商賈冷冷一笑,道:“既然你不想交代,那就算了。這世上沒有人殺不死,你師父也不例外。你給你個選擇,你想選什麽死法?”
“饒命,老大饒命,搶你們的錢物,我們如數奉還,還請老大留下小的狗命!”
羅昌到了生死關頭,只能求饒。
商賈搖了搖頭,使了個眼色,只見刀光一閃,羅昌的人頭便落了地。
商賈把目光從羅昌的屍體上挪開,看向其他幾個土匪頭領。
“你們看清楚了這面旗,以後見了這面旗就躲著點,若是順風運輸商行的車隊再出事,咱們還會來。不過到時候,咱們可就不是殺這幾個人了。”
說完,那商賈懶得再理地上的那些土匪頭領,起身便走。
離開霸王嶺山寨後,一個黑衣人看了看後面馬車上拉著的財物,湊近那商賈頭領問道:“王排長,平安鏢局的人都殺光了,咱們為何不把他們也殺光啊,殺光了豈不省事?”

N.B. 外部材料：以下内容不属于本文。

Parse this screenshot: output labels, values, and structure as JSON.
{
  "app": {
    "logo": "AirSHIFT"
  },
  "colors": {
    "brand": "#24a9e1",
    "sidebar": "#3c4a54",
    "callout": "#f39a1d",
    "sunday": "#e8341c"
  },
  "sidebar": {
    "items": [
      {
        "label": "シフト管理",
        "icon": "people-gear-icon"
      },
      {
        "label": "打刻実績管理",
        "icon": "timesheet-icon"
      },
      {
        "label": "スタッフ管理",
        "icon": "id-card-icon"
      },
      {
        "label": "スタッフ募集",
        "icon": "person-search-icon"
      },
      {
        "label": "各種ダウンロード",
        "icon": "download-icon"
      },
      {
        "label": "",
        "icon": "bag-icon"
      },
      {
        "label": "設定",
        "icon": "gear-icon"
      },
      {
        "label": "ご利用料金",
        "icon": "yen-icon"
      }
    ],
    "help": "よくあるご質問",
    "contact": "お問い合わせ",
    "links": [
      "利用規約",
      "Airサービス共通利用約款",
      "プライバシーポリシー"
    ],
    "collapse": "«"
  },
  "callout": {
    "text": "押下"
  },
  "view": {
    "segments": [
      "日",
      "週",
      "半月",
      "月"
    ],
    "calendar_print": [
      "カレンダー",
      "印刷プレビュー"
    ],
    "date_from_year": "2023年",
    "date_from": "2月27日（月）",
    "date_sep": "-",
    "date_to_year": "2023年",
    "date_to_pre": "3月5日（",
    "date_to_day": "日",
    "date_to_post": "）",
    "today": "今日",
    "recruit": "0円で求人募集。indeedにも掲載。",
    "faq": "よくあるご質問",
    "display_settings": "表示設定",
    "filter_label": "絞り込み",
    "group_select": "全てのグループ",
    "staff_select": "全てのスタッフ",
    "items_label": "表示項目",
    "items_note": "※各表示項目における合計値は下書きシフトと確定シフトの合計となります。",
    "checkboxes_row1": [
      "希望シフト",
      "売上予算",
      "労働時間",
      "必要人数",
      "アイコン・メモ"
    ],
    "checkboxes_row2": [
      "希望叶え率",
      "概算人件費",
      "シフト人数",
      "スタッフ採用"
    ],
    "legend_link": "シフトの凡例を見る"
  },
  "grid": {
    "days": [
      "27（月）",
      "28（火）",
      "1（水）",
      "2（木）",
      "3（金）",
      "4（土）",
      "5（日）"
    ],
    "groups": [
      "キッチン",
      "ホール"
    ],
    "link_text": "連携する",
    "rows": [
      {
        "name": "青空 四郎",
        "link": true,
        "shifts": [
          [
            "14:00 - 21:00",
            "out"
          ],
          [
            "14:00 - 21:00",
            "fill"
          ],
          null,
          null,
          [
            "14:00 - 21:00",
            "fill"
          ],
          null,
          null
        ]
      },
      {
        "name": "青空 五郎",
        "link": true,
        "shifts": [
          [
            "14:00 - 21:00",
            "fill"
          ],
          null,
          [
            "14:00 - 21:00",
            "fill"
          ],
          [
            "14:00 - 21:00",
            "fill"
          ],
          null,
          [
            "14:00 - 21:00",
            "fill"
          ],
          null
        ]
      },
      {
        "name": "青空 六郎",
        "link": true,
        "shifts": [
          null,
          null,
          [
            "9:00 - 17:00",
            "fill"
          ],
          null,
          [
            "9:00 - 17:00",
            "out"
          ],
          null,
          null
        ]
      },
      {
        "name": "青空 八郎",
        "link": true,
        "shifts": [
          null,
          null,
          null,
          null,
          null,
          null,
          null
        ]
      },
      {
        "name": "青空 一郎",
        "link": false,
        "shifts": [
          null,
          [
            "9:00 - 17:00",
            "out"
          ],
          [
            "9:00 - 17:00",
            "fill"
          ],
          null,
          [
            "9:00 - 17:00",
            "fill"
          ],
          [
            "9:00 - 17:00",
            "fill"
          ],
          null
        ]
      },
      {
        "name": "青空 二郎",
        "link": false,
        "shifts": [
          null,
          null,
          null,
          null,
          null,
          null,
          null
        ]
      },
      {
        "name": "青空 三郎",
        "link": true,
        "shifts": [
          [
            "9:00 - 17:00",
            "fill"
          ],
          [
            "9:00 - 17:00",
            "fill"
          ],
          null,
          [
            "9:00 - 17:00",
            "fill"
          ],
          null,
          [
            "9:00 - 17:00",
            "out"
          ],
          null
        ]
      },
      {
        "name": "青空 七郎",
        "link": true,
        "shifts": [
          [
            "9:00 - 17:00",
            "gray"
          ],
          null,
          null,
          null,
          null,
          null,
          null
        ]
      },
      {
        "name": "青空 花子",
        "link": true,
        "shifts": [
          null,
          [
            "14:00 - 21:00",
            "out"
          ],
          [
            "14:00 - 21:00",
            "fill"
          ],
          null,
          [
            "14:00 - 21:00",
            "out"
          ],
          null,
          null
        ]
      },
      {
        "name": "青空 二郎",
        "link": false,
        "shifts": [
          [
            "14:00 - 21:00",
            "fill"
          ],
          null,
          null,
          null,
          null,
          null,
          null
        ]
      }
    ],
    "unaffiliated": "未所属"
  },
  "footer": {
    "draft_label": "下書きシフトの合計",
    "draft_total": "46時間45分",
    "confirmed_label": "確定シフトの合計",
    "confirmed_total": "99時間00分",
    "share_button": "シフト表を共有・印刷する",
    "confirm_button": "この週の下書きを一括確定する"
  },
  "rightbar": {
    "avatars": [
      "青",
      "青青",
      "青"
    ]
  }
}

商賈頭領叫王衡,是台灣自衛軍的一個排長,他是從台灣被何謙召到大陸來辦事的七個領隊之一。
台灣這次過來的有七個排,全是小康村的嫡系人馬。每一排人馬都有自己的任務,王衡被分派到了平安鏢局和霸王嶺的任務。
聽到部下詢問,王衡笑了笑道:“這是何總製的主意,他隻讓我們殺為首的,目的不只是報仇這麽簡單。留著這些土匪還是有好處的。”首發
部下不解:“留著他們不還是會禍害過往的客商麽?”
“不錯, 他們存在的好處便在於此。”
“禍害過往的客商還有好處?”
王衡又笑了笑:“他們禍害別的客商,只有咱們的車隊能過,你想想,這是不是對咱們有利呢?”
那部下聽了驚訝地瞪大了眼睛:“您是說只有咱們順風運輸商行能過,別人不能過,那所有客商都會找順風運輸商行運貨?”
王衡笑著點點頭:“不錯,這便是何總製的高明之處,你想想,那些鏢局靠什麽活著?”
部下點頭:“對了,鏢局就靠這些土匪攔路,若沒有這些土匪,鏢局便沒了生意。這些該死的鏢局,原來都是他們在背後搗鬼。”
王衡望著前面下山的路,道:“快點走吧,到了慶元縣交了貨,咱們還有別的地方要去呢。”
第二天一大早,城門剛開,一大隊車馬便開進了慶元縣城,最後停在了順風運輸商行慶元縣營業點的大門前。
順風運輸商行慶元縣營業點掌櫃張河清聽到門房的報告,忙迎了出來。
“你們是……”
“我們是上面派來的,運往杭州的貨我們已經找回來了,另外還有一些財物,你一起簽收一下。”
張河清大驚,他不認得這些人,但他隱約猜到了些什麽,忙叫人清點貨物。